Is it payback time? TotalEnergies added Rwandan NDP lately, bidders apprehensive of Kigali’s influence.

Is it time for retaliation? TotalEnergies has incorporated Rwandan NDP, raising concerns among bidders concerned about Kigali’s influence.
Given that Rwandan soldiers salvaged the French major’s LNG project in Cabo Delgado, potential subcontractors are becoming more concerned about a rival from Kigali.
TotalEnergies has invited a small number of businesses to bid on the restart of structural construction on the Afungi Peninsula, where its 12.9 million-tonne LNG liquefaction trains would be placed.
The bid deadline has been extended from February 26 to March 14, with a final decision likely in April.
The French giant has nominated Italy’s CMC di Ravenna, South Africa’s WBHO, and Portugal’s Gabriel Couto, all of which were previously under contract to TotalEnergies until activities at Afungi were terminated in December 2020 due to worsening safety circumstances.
However, the inclusion of a business with no prior experience working on the French major’s projects is raising concern among these three firms.

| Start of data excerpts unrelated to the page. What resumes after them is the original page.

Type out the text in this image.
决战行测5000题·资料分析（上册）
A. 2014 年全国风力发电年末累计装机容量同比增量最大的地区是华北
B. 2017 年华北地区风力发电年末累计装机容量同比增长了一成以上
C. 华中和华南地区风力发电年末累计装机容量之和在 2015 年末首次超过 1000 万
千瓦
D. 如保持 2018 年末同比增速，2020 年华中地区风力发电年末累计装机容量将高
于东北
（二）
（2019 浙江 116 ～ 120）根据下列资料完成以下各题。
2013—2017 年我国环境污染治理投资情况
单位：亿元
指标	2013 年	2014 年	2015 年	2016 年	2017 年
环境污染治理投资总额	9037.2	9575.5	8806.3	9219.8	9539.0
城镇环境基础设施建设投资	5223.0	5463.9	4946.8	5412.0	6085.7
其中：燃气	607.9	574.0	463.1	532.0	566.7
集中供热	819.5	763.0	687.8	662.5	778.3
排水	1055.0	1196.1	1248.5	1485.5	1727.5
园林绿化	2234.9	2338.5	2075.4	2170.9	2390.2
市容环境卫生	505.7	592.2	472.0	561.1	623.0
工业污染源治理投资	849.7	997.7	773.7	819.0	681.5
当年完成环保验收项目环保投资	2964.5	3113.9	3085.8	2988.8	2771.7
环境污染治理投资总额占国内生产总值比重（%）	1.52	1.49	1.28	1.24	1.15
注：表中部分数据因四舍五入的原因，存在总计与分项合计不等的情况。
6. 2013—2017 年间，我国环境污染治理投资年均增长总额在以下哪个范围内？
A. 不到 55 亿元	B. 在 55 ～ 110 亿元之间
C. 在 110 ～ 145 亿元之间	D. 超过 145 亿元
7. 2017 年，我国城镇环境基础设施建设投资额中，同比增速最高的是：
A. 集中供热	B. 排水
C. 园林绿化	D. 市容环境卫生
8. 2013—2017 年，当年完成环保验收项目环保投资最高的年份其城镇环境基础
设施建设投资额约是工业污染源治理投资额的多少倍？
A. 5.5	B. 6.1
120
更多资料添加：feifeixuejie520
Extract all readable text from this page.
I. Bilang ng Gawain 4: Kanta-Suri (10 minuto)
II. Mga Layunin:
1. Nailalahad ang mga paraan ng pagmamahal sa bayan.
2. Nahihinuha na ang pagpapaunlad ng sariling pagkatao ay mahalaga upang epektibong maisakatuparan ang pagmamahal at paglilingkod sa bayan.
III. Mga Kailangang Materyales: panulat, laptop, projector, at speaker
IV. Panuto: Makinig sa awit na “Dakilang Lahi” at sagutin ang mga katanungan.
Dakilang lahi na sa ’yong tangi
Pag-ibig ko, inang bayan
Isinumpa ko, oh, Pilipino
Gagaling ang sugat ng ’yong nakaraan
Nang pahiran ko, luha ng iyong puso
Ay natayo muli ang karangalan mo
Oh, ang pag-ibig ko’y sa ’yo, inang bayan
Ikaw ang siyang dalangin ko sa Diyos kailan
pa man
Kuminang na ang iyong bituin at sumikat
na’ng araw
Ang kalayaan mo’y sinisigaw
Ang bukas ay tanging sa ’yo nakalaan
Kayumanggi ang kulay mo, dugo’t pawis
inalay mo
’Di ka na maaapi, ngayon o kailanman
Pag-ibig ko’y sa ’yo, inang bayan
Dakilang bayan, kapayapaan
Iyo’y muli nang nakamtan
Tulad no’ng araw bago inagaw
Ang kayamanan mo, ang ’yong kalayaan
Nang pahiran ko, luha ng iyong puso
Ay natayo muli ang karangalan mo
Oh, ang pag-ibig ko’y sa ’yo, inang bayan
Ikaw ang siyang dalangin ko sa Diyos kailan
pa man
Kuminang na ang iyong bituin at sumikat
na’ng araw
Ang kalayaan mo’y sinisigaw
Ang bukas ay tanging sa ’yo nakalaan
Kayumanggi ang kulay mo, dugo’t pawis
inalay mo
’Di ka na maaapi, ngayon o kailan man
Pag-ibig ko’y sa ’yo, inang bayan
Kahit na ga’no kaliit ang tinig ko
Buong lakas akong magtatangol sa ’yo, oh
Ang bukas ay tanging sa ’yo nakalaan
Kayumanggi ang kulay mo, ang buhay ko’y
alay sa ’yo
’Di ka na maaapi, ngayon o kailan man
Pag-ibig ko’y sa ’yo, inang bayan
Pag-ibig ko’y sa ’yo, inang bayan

Indeed, they are increasingly apprehensive that the Rwandan NDP, which TotalEnergies threw in at the last minute, would be given preferential consideration.
Their concern is heightened by the fact that the NDP is a member of the Crystal Ventures galaxy, which is an investment fund and financial arm of the Rwandan Patriotic Front (RPF), the party that has ruled Rwanda since 1994 and is headed by President Paul Kagame. And it was because to Rwanda’s deployment of 2,000 military and police officers in July that Cabo Delgado was able to regain some sense of stability.
CMC, WBHO, and Gabriel Couto now believe that after putting NDP on the shortlist, TotalEnergies will give it some of the contracts on offer.